Review: Lorenzo Balloni – 創生の最果て

CoverI tend to think of these sorts of compositions as being painstakingly put together. After all, it’s not by accident that field recordings are threaded together so seamlessly, with bustling streets evaporating into open beaches which, in turn, melt in heavy downpours in forests, the colours emboldened – gently, unintrusively – by faint traces of vaporous electronics. Yet Balloni manages to generate a certain spontaneity to the way the terrain transforms and cross-fades, seemingly at the behest of wayward trails of thought. He wanders between recordings as though in blind pursuit of tangents of memory, allowing sounds to trigger the recollection of others, faithfully traversing undulations in mood and U-turns in chronology.
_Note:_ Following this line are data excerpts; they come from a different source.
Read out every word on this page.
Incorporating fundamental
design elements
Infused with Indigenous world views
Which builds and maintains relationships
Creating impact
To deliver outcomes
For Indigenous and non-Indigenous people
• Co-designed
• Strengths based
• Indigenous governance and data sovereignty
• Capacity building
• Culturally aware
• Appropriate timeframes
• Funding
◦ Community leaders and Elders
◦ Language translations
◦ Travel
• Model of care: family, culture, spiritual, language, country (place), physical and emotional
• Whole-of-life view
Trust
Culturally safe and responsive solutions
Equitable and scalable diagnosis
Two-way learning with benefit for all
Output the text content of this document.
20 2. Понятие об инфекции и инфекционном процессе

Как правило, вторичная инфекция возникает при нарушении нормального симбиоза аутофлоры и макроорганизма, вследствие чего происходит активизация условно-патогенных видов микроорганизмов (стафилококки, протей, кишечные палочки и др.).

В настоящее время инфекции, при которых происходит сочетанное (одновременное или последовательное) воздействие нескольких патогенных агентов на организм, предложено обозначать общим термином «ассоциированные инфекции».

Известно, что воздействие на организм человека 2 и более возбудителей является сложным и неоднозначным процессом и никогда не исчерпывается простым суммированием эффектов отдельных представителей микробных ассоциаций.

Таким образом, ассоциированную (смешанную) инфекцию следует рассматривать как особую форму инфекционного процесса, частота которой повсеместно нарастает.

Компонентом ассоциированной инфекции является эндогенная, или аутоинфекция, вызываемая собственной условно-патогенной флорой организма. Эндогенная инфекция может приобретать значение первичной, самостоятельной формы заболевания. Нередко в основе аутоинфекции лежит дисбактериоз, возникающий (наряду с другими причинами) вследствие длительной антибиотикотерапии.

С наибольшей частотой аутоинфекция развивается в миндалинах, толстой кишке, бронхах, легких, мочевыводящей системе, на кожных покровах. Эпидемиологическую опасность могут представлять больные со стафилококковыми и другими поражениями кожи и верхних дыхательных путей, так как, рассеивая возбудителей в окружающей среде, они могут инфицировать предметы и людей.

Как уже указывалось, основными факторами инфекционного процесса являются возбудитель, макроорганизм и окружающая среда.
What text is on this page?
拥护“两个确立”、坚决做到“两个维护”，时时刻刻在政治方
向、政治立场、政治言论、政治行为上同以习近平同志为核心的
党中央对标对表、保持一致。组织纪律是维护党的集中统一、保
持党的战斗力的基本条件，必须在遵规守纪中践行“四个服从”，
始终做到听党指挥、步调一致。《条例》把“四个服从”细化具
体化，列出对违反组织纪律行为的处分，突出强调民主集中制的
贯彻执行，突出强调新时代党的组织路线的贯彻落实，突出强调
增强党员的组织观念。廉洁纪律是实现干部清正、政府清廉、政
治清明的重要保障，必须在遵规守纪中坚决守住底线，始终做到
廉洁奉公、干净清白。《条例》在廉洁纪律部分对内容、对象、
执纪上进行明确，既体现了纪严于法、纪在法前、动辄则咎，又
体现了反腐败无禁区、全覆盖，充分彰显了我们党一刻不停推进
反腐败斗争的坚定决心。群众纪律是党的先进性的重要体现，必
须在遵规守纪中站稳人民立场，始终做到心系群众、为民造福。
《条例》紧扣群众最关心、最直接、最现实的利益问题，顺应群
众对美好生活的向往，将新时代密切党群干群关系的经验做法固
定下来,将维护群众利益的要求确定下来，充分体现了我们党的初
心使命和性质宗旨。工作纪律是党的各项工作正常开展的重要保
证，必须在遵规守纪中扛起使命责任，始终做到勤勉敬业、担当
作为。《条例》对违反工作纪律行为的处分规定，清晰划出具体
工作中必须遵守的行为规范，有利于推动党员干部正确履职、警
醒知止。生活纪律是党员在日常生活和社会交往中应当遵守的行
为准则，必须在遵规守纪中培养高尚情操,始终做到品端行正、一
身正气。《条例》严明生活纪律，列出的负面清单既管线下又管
For the most part, there’s a daydreamer’s hue to the composition’s images and overall flow. Some soundscapes emerge in blurry fidelity, laxly remembered in half-sleep, as reverberant whistles conjure both the jeers of owls and the distant wail of machinery in friction. Traces of musicality swell into pools of drone and then drain away, held loosely in cupped hands and permitted to spill out between the fingers. Given that the record combines recordings made both in Tokyo and in the countryside by Balloni’s studio in Teramo, Italy, it’s remarkable that I’m never jolted to attention by the sudden overturn in landscape, oblivious to how the rainfall hardens into the sounds of wheels on tarmac, mistaking the chirp of city conversation for the babble of birdsong. Strangely, this ambiguous presentation of soundscape only spurs me to listen with greater intensity, my focus heightened by the booms and rustles that bleed across both urban and rural terrain.